The Colorado Broadband Office (CBO) told the Joint Technology Committee on June 11 that after three years of program design and two grant rounds, the federal National Telecommunications and Information Administration (NTIA) issued new policy directives that require Colorado to reopen BEAD‑related rounds and change selection criteria.
“On January 6, the NTIA issued new policy directives,” Executive Director Brandy Ryder said. The NTIA direction removed a “fiber‑first” preference and other state‑level criteria, required a new “benefit‑of‑the‑bargain” round that prioritizes the least‑expensive technology that covers the most locations, and shortened the timeline for states to update and re‑submit proposals.
Why this matters: Colorado had prepared a state BEAD plan and ran two preliminary grant rounds that produced many applications. Under the new federal directives, CBO must rework rubrics, reissue eligible location lists, reopen an application window and perform new technical reviews on a compressed schedule. The changes will delay some construction into 2026 and increase program administrative costs.
Federal award and demand: Ryder said Colorado’s BEAD allocation is about $826.5 million and that the state received 281 applications for rounds 1 and 2 requesting roughly $2.4 billion in project funding; applicants proposed about $676 million in local matching funds. CBO said the statewide unserved count is about 121,345 locations and that prior to the NTIA change the office proposed covering a large share of unserved and underserved locations.
NTIA changes and timing: Ryder said NTIA removed several evaluation factors the state had used, including a fiber preference, fair‑labor and workforce requirements, and climate‑resilience scoring. NTIA directed states to prioritize lower‑cost technologies that cover the most locations and set a 90‑day timeline (from the June 6 policy issuance) for states to reissue their applications and make preliminary awards; Colorado must submit final proposals to NTIA by Sept. 4, 2025. Ryder told the committee the state’s updated eligible location file will be published before the end of June and that the application window will open in early July.
Practical impacts: Ryder and staff estimated additional administrative costs of $2.2–$2.5 million to re‑run the BEAD rounds because CBO must contract technical reviewers and perform more application-level engineering reviews. Ryder said some applicant and industry workforce costs—tens of millions of dollars for application preparation—are now “sunken” because initial application costs are not reimbursable in the new NTIA approach.
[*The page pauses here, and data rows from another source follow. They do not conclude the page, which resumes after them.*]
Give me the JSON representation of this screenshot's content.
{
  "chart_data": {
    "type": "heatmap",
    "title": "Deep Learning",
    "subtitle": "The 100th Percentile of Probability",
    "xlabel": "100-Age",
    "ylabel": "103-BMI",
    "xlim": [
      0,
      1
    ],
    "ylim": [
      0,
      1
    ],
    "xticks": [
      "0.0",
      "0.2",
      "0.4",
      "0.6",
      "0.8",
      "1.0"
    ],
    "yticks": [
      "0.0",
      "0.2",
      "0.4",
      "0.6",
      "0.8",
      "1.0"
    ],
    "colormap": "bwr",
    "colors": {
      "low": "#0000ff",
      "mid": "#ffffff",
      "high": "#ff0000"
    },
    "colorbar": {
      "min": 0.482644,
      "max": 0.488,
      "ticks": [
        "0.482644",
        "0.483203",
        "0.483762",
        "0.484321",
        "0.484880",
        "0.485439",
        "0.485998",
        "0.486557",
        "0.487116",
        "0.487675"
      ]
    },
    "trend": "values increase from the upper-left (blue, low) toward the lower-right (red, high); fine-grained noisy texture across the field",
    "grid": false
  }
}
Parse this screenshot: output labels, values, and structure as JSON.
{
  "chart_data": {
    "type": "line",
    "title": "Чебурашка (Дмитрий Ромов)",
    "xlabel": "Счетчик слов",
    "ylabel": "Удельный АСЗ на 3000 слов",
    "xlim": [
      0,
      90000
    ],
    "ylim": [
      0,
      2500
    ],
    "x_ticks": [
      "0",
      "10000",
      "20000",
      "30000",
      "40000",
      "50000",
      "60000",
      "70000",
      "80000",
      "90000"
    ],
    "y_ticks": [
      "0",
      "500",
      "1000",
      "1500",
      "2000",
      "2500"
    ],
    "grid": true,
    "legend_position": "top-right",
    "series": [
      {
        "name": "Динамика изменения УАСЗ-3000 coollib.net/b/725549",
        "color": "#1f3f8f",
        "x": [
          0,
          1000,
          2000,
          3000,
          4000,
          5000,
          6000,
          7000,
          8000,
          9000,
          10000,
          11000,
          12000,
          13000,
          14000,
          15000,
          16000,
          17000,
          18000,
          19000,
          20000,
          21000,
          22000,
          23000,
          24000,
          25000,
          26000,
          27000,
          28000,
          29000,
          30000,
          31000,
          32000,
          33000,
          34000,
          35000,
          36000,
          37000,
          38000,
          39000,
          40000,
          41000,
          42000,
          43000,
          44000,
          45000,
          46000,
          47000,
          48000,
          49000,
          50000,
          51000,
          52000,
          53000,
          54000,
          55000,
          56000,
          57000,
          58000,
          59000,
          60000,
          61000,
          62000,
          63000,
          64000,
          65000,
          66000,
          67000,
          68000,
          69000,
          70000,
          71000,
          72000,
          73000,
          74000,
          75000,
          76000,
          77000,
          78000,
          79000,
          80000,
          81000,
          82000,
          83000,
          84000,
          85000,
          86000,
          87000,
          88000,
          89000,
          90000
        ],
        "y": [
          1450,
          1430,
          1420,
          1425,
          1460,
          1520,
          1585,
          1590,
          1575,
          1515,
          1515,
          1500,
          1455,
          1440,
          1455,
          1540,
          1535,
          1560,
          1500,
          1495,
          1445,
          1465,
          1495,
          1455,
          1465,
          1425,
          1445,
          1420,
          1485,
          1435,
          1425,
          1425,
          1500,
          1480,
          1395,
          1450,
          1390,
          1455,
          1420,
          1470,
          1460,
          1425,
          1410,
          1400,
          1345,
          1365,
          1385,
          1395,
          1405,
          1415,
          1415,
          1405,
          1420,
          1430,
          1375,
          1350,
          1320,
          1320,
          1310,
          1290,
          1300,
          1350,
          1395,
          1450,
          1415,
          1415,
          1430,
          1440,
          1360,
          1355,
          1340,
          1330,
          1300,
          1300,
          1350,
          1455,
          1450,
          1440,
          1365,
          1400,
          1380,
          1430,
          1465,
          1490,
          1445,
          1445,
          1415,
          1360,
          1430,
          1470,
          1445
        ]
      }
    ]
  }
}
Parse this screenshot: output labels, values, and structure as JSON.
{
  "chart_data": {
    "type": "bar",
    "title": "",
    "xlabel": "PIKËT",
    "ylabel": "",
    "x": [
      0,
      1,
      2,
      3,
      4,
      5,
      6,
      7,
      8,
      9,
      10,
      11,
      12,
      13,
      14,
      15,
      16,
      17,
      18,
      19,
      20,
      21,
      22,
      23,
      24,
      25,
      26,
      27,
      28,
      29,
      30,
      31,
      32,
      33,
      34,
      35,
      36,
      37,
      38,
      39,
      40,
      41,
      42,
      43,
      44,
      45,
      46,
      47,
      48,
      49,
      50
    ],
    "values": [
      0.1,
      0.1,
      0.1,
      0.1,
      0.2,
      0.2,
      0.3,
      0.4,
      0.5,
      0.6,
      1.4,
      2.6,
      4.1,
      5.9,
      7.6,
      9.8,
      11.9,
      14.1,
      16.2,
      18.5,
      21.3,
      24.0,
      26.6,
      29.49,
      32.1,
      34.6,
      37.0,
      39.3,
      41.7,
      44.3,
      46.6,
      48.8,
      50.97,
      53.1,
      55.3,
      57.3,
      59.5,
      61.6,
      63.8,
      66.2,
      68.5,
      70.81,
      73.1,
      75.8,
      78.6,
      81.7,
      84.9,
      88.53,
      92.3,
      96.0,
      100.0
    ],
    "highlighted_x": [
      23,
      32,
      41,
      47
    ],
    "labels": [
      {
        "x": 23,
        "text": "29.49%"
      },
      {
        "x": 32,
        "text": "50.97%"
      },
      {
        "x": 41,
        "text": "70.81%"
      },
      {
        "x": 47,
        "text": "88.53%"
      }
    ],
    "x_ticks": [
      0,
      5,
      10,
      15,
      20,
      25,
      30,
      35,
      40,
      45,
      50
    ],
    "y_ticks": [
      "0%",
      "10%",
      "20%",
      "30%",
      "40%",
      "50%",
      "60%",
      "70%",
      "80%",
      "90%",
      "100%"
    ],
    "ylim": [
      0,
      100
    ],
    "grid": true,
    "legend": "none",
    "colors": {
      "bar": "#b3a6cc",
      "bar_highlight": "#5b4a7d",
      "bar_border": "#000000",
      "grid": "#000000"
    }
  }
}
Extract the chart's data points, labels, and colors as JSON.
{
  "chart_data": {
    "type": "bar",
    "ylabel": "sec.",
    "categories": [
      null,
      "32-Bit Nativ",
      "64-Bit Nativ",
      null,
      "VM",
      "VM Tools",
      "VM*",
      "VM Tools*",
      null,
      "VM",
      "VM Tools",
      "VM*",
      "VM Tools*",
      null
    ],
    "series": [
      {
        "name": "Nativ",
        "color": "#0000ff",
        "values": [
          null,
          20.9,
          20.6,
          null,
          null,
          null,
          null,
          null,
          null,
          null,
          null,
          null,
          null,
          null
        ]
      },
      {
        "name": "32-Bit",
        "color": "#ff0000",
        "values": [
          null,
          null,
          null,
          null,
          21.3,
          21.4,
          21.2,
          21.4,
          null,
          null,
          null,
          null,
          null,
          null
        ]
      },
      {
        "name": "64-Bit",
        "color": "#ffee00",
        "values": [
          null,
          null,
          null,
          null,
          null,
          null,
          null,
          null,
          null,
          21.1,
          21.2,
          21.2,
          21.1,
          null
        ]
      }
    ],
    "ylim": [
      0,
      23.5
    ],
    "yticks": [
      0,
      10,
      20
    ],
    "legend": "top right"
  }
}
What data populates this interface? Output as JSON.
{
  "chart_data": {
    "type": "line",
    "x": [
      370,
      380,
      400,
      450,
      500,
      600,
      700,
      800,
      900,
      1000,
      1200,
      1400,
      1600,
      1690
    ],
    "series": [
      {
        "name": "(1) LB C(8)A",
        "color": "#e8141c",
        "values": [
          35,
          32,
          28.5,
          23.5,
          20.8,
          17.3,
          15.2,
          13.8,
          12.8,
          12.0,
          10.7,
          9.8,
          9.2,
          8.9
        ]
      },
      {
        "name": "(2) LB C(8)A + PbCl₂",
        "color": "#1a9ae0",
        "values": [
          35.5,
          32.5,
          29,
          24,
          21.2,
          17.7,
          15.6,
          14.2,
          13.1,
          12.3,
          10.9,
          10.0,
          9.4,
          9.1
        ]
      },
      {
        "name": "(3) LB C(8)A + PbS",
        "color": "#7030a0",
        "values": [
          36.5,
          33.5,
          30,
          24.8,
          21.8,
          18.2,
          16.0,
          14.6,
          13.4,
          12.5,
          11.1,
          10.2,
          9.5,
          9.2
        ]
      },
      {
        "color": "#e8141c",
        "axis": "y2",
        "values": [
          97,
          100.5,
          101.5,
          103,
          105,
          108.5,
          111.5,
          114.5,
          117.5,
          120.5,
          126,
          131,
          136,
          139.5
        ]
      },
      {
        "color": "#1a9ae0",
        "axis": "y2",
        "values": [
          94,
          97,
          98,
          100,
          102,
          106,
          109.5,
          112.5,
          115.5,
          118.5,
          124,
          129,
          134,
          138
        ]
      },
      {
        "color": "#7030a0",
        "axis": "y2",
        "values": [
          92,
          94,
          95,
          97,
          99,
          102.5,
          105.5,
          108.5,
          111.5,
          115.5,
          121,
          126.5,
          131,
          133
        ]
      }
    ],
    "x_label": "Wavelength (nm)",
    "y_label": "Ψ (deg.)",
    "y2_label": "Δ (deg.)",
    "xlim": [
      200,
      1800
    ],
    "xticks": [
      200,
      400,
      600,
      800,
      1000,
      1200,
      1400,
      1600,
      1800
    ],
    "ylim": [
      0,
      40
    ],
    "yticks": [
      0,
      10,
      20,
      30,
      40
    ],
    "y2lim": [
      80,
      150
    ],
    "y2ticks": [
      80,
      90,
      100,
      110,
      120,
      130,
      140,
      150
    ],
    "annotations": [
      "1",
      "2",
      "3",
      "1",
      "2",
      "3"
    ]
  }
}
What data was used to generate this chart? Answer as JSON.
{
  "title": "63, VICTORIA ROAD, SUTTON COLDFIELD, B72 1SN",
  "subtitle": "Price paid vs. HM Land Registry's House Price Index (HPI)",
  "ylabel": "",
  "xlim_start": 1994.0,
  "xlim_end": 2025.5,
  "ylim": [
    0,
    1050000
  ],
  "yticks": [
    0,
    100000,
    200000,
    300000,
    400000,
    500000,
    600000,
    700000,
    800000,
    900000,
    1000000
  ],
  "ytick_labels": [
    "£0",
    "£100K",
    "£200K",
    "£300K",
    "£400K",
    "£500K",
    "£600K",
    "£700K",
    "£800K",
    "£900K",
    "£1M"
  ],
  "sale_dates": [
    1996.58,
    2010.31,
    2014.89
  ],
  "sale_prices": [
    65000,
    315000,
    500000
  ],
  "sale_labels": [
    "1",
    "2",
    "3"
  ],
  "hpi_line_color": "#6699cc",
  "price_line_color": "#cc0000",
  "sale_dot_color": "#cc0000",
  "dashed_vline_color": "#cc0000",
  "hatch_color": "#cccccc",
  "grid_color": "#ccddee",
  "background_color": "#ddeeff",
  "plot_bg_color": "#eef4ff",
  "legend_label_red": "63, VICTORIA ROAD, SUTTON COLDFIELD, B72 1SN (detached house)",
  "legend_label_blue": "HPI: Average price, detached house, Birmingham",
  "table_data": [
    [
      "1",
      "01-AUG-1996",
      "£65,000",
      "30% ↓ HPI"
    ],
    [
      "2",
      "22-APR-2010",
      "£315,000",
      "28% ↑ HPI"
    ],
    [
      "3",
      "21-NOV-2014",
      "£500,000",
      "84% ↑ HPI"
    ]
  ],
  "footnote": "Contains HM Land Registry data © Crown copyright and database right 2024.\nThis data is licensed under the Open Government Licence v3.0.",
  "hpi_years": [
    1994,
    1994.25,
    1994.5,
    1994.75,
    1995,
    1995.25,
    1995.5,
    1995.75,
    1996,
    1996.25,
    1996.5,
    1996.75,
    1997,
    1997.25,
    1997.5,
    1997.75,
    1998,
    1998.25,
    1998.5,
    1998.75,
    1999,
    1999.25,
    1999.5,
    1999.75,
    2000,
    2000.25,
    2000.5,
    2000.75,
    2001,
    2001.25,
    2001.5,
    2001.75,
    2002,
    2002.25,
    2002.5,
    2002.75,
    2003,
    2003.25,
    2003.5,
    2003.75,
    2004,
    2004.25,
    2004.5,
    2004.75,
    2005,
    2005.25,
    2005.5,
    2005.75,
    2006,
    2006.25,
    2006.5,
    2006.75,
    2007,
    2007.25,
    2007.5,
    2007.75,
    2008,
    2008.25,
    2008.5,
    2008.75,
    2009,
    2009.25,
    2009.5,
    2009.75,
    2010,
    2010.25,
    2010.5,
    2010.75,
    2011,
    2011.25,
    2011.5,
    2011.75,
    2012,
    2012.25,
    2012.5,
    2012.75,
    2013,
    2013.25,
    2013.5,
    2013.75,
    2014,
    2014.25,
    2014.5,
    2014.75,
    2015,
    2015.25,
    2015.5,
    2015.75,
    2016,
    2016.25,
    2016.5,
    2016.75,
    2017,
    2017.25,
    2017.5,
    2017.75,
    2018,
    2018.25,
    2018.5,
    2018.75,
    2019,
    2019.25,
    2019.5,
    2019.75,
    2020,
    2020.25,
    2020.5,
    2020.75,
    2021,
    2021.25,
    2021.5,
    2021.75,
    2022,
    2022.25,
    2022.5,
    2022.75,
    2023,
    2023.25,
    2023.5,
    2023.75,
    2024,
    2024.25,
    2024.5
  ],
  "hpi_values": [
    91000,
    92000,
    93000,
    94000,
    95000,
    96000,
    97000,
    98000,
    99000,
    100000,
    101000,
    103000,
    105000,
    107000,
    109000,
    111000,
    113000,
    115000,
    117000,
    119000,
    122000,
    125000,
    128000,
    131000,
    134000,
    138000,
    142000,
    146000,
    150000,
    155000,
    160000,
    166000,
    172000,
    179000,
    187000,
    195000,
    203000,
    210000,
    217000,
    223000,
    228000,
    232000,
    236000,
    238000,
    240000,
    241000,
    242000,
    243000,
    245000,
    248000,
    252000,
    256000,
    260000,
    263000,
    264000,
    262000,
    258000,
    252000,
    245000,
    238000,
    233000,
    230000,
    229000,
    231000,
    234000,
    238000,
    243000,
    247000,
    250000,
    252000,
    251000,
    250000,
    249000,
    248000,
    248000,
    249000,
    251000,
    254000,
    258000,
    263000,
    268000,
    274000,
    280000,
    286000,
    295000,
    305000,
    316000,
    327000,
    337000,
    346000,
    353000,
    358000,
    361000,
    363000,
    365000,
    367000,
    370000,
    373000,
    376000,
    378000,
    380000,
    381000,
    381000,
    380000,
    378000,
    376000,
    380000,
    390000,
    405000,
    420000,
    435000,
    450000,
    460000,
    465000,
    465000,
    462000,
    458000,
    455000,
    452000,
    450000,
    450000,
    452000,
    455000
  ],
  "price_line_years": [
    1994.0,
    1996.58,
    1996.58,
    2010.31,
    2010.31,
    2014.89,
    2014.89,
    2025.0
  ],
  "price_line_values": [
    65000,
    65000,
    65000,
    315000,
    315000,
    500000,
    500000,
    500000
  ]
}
Other federal programs and related changes: Ryder also updated the committee on related programs: Colorado’s ARPA Capital Projects Fund awards (about $113 million) are underway; the state’s digital equity capacity grant (initially ~$12 million federal allocation) was terminated by NTIA on May 9; and other federal programs such as the Affordable Connectivity Program and RDOF were discussed as having influenced local provider plans.
Committee reaction: Committee members expressed frustration over the added delay and the potential quality tradeoffs if lower‑cost technologies are prioritized. Representative Pascal asked how prioritizing the cheapest technology could leave communities with solutions that require earlier replacement; Ryder warned the committee that fixed wireless and satellite solutions can be easier to deploy but typically have shorter service lifetimes than buried fiber.
Ending: CBO said it will publish the updated eligible‑locations list and open the benefit‑of‑the‑bargain application window in early July; the committee requested follow‑up briefings on the new timelines and on projected coverage, technology types proposed, and costs to replace shorter‑lived solutions in later years.